College Division Notes

Carlos Juarez, who coached Cal State San Bernardino’s men’s soccer team to national prominence from 1985 to ‘94, has returned to the program after a year’s leave of absence. Juarez left to be the national coaching coordinator for the U.S. Soccer Federation, which prepared technical analyses for the 1994 World Cup. He returns to direct a soccer program that has been reorganized so that the men’s and women’s teams will be directed by one person--a soccer coordinator. Juarez will be that coordinator, as well as coach of the men’s team. The women’s coach has not been hired yet.

The Cal State Los Angeles women’s tennis team advanced to the NCAA national tournament by beating traditional power Cal Poly Pomona in the regional final, 4-2. It is the first time since 1984 that Pomona will not be going to the tournament. Pomona has won two NCAA titles and made the semifinals four times in the last four years.

Freshman Matt Hernandez and junior Josh Parker combined for a perfect game for Cal Lutheran’s baseball team in a 22-0 victory over Caltech on April 21. Hernandez got the victory and Parker relieved him in the seventh inning. It is the second perfect game and fifth no-hitter for Cal Lutheran. . . . Joe Ruggiero of Whittier hit for the cycle on April 21. . . . Azusa Pacific won the Golden State Athletic Conference baseball championship and received an automatic bid to the NAIA Far West Regional tournament May 16-20. Azusa Pacific Coach Tony Barbone was named the GSAC coach of the year.

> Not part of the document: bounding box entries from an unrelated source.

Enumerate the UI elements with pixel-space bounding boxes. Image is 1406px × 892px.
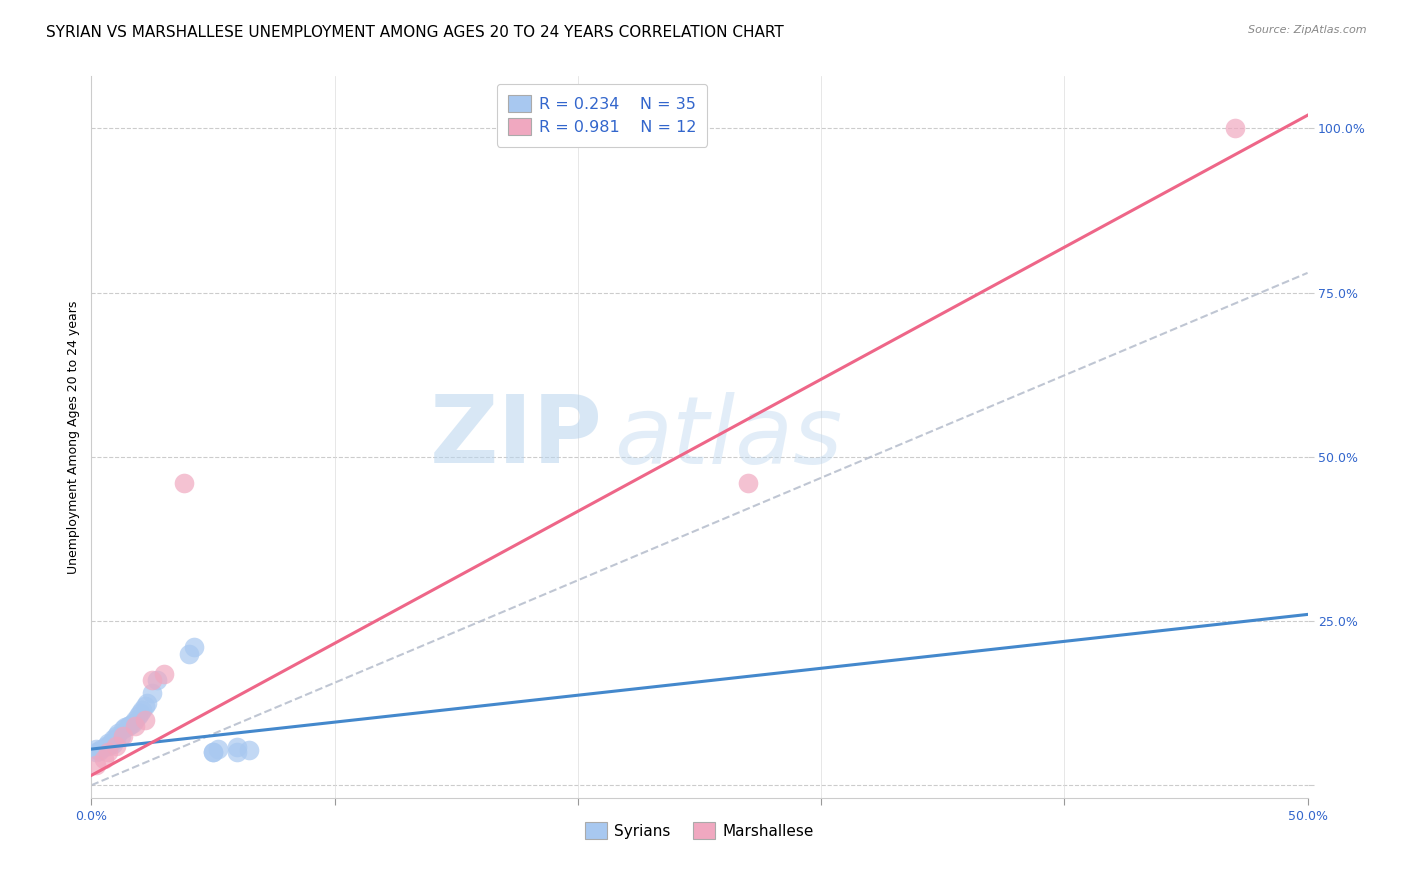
Point (141, 673, 163, 687)
Point (114, 720, 136, 734)
Point (93, 752, 115, 766)
Point (84, 758, 107, 772)
Point (127, 709, 149, 723)
Text: SYRIAN VS MARSHALLESE UNEMPLOYMENT AMONG AGES 20 TO 24 YEARS CORRELATION CHART: SYRIAN VS MARSHALLESE UNEMPLOYMENT AMONG… (46, 25, 785, 40)
Point (103, 738, 125, 752)
Point (104, 729, 127, 743)
Point (111, 729, 134, 743)
Point (737, 476, 759, 491)
Text: ZIP: ZIP (429, 391, 602, 483)
Point (141, 686, 163, 700)
Point (129, 706, 152, 720)
Point (107, 725, 129, 739)
Point (97, 739, 120, 753)
Point (146, 673, 169, 687)
Point (97, 745, 120, 759)
Point (94, 739, 117, 753)
Point (202, 745, 225, 759)
Point (104, 732, 127, 747)
Point (121, 715, 143, 730)
Point (97, 735, 120, 749)
Point (110, 729, 132, 743)
Point (111, 723, 134, 737)
Point (84, 742, 107, 756)
Point (238, 743, 260, 757)
Point (103, 732, 125, 747)
Point (100, 735, 122, 749)
Point (136, 696, 159, 710)
Point (202, 745, 225, 759)
Text: Source: ZipAtlas.com: Source: ZipAtlas.com (1249, 25, 1367, 35)
Point (90, 742, 112, 756)
Point (226, 740, 249, 755)
Point (120, 718, 142, 732)
Point (117, 719, 139, 733)
Point (1223, 121, 1246, 136)
Point (177, 647, 200, 661)
Point (84, 745, 107, 759)
Point (134, 713, 156, 727)
Point (226, 745, 249, 759)
Point (183, 640, 205, 655)
Point (87, 744, 110, 758)
Point (104, 739, 127, 753)
Point (124, 719, 146, 733)
Point (153, 666, 176, 681)
Point (134, 699, 156, 714)
Point (131, 703, 153, 717)
Y-axis label: Unemployment Among Ages 20 to 24 years: Unemployment Among Ages 20 to 24 years (67, 301, 80, 574)
Point (207, 742, 229, 756)
Text: atlas: atlas (614, 392, 842, 483)
Point (124, 713, 146, 727)
Legend: Syrians, Marshallese: Syrians, Marshallese (579, 816, 820, 845)
Point (173, 476, 195, 491)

Westmont of Santa Barbara has created a Hall of Fame to honor its top athletes. Initial inductees: Dwight Anderson, baseball, 1953; Chip Cullison and Kathy LeSage, tennis, ‘85; Steve Gay, soccer, ‘70; Paul Herman, track and field, ‘62; Peg Lovik Nicholas, professor and administrator, 1954-79; Dennis Savage, cross-country and track, ‘70, and George Terzian, basketball, ’58.